Editorial: December 2015
Let it begin with me
This month’s issue of North Dakota Living arrives at a point that is sandwiched between two holidays. Last month, we gave thanks for the many blessings we have in our lives. This month, we practice giving as a celebration of the birth of Jesus, who taught us to love one another.
Watching all the darkness in the world order these days leaves one thinking more and more about the great quality of life that exists in North Dakota and America. It is nearly impossible for Americans to imagine packing up one suitcase of belongings, with children in hand, and striking out to seek a life that offers safety, security and a chance for a better life. Yet, more people from every corner of the globe have been uprooted by war, persecution or natural disasters than ever before in history. That amounts to 55 million people “forcibly displaced” at the end of 2014, according to a recent report from the United Nations Refugee Agency.
Former U.S. Senator Byron Dorgan spoke to the greatness of our country when he addressed the Basin Electric Power Cooperative
annual meeting last month. It is beyond refute, he suggested, that the United States of America is and remains the greatest country on earth. There are many reasons for this. One has to do with infrastructure, and the rural electric cooperative network is an important part of this. Beyond electric power at the flip of a switch, there is potable water; connections to the world via the Internet; and access to housing, roads, bridges and public transportation in virtually every part of our country.
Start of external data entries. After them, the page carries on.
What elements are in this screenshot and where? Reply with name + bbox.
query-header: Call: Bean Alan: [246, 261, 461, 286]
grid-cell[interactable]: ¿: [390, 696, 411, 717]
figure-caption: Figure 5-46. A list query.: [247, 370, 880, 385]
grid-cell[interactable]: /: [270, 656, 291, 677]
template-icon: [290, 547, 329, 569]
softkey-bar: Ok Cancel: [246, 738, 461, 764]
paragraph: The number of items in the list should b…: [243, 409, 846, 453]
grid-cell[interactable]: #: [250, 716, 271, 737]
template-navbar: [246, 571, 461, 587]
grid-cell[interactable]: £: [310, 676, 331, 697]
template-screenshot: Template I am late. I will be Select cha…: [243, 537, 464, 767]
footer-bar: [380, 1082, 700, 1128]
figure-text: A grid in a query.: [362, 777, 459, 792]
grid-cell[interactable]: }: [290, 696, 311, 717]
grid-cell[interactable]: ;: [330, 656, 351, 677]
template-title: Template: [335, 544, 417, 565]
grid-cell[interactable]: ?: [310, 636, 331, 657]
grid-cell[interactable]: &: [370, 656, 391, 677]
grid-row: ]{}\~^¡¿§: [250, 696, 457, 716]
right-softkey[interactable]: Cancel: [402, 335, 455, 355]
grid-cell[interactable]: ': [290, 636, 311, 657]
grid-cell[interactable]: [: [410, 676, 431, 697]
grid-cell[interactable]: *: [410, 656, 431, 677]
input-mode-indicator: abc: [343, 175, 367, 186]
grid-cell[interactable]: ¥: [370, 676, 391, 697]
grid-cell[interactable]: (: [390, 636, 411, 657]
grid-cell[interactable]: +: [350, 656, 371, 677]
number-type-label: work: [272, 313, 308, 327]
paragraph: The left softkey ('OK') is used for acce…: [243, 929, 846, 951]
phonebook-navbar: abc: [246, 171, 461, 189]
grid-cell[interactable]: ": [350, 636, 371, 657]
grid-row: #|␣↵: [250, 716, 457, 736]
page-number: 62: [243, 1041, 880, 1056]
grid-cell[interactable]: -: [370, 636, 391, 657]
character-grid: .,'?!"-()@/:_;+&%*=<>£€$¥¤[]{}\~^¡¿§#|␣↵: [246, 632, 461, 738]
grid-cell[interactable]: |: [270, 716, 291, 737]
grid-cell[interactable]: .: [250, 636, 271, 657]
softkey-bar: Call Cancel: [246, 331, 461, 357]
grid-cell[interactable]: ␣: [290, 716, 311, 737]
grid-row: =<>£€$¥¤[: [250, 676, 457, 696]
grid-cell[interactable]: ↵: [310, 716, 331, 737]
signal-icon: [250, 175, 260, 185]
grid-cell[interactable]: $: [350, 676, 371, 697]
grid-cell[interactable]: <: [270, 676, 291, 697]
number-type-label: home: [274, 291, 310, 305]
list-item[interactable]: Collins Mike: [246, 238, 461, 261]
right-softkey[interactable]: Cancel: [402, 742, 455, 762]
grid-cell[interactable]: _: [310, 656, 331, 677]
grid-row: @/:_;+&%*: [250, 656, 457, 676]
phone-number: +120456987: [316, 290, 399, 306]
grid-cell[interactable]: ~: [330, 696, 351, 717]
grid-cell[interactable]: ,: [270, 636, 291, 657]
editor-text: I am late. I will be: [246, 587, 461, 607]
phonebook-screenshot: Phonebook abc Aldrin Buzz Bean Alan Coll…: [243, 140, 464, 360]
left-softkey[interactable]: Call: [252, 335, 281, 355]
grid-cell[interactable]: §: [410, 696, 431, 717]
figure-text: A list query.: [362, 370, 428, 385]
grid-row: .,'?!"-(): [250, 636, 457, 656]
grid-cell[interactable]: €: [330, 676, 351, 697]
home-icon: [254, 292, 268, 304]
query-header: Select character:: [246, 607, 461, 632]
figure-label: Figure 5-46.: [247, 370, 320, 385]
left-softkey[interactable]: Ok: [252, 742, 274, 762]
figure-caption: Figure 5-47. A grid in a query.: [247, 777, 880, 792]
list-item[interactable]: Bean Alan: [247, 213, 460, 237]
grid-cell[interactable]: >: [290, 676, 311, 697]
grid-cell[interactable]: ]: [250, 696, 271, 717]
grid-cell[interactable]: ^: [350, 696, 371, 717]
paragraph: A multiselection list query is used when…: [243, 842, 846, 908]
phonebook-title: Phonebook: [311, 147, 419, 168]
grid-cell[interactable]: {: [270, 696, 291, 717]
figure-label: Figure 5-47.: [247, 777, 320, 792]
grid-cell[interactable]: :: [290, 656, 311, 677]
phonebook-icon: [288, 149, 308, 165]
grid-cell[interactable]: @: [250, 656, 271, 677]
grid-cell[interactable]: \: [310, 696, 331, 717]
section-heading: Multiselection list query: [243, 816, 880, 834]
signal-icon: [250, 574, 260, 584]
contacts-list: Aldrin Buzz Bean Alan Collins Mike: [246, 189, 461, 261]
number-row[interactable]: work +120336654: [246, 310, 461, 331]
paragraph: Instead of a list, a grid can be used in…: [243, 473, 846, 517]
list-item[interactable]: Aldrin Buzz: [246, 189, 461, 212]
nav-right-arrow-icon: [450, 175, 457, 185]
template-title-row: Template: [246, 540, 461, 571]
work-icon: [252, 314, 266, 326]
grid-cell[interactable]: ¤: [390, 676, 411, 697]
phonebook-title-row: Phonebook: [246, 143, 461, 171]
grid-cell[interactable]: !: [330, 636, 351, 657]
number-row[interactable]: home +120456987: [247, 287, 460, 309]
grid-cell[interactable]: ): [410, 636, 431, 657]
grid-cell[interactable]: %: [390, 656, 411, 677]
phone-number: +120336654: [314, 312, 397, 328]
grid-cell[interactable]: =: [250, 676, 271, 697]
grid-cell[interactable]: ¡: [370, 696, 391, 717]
Certainly, all this exists with inequality for some and for some geographical regions. But by and large, America’s quality of life is of the highest order.
Electric cooperatives have also made it a priority to bring the quality-of-life improvements brought about by access to electric power across the globe. Through the National Rural Electric Cooperative Association International Foundation, work is underway in dozens of third-world countries to bring the benefits of electric power to persons who live in darkness. One of our more recent actions was to support a bill in Congress called the Electrify Africa Act. This bill, if passed, would make resources available to develop power systems in Africa, where little or no grid power is available in the poorest of their countries.
In this season of giving, let’s pray that the day arrives soon when “Peace on Earth” is more than a phrase we recite in church. Instead, it would be a world where people can rise and shine each day knowing their basic needs have been met, and they can go about achieving good and greater things.
Merry Christmas to all, and may there be peace on earth.